17 Mart 2015 Salı

ilk romanımız, Şemseddin Sami'den Taaşuk-ı Talat ve Fitnat

Saliha Hanım'ın biricik oğlu Talat, kalemde memurdur; edepli, sessiz, 20 yaşında bir genç adamdır. Bir gün baş ağrılarıyla annesi Saliha Hanım'ı ve dadısı Ayşe Kadın'ı endişelendirir ama Talat'a her gencin başına gelen şey musallat olmuştur: Aşka düşmüştür. Kahve dükkanı olan Hacı Baba'nın herkeslerden sakladığı, dükkanın üst katındaki evinden dışarı adımını attırmadığı, güzeller güzeli evlatlığı Fitnat'a aşık olmuştur. Fitnat da aynı dertten muzdariptir, günde sadece iki kere balkondan göz ucuyla gördüğü bu erkek güzeline o da abayı yakmıştır. Birbirlerinden habersiz, birbirlerine kavuşmaya çalışan aşıkların yoluna kaderin kötü ağları çıkar.
Şemseddin Sami
"Taaşşuk-ı Talat ve Fitnat, Tanzimat edebiyatı yazarlarından Şemseddin Sami tarafından kaleme alınmış ilk Türk romanıdır. 1872 yılında Hadika gazetesinde tefrika edilmiştir." diyor kitabın sunuşunda.
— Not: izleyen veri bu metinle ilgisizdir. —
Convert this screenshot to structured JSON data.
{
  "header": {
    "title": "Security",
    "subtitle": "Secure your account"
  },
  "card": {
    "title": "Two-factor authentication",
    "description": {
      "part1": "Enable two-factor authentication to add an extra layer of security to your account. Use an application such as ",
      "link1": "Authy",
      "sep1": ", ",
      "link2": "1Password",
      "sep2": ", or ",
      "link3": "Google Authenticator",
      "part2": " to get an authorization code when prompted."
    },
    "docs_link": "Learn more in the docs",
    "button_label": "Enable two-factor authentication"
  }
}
Genel anlamda ilk roman olarak kabul edildiğinden meraklısı için okunması gereken bir hikaye zavallı aşıklar Talat ve Fitnat'ın hikayesi. Ama bugünün gözüyle bakarsak, oldukça klasikleşmiş bir temayı alabildiğine çocuksu ve şirin bir şekilde yeniden anlatmış olduğunu görüyoruz Şemseddin Sami'nin. Sadeleştirilmiş olmasına rağmen o zamanın ağzını, o konuşma tarzını okuyoruz kitapta. Ben kitabı okuduğum süre boyunca bir afalladım açıkçası, kitabı kapatıp bir süre normal konuşmama dönemediğimi hissettim :) İnsan bir tuhaf oluyor devamlı öyle "öyle idi, böyle imiş, dediği gibi, olduğu gibi" falan şeklinde cümleler okuyunca. Hikaye basit evet, meydana gelen olayların önceki bahsettiğim gotik kitaplardan bir farkı yok evet (o derece akıl almaz), tesadüfler birbirini kovalayabiliyor. Ama yine de çok takılmazsanız eğlenceli bir kitap okumuş oluyorsunuz, her ne kadar aslında hüzünlü bir hikaye anlatsa da. Üzerine Şemseddin Sami'nin anlatımı hakikaten dikkate alınması gereken şeyler içeriyor. Dönemine göre oldukça yenilikçi düşünceleri olduğunu hissedebiliyorsunuz, eleştiriyor çekinmeden ama genel havası yumuşak, sanki anlattığı hikayeyi o da üzülerek anlatıyor öyle bir iç çektiğini görebiliyorsunuz satır aralarında.
Ah biçare biz kadınlar!...Bizi hiç insan sırasına koymazlar. Babalarımız istedikleri adamlara bizi hediye verircesine verirler. O adamların huyunu sormazlar. Biz o adamlarla geçinecek miyiz, orasını hiç düşünmezler. Bize bir defa "Filan adamı koca ister misin?" yahut "Kimi koca istersin?" diye bir sormak yok. Bize derler "İşte seni filan adama vereceğiz." Biz sükut ederiz. Ama gönlümüz ne der? Yarabbi, babamın bu söylediği efendi genç olsun, güzel olsun, iyi huylu olsun. Gerçekten bazı defa öyle çıkar. Lakin bazı kere de bütün bütün zıddına. Gider bakarız ki bize koca olacak adam altmış yaşında, yahut bir gözden kör, yahut burunsuz, yahut sarhoş, yahut ahmak...Ah siz erkekler ne zalimsiniz! Bir kızcağızın bir gözü biraz şaşı olsa, yahut bir ayağı azıcık topal olsa biçare evlenmeksizin ihtiyarlar gider. Kimse almaya tenezzül etmez. Ama sizin en fenası, en uğursuzu, en sakatı bakarsın ki kızların en güzelini, en uslusunu alır da biçareyi esir eder.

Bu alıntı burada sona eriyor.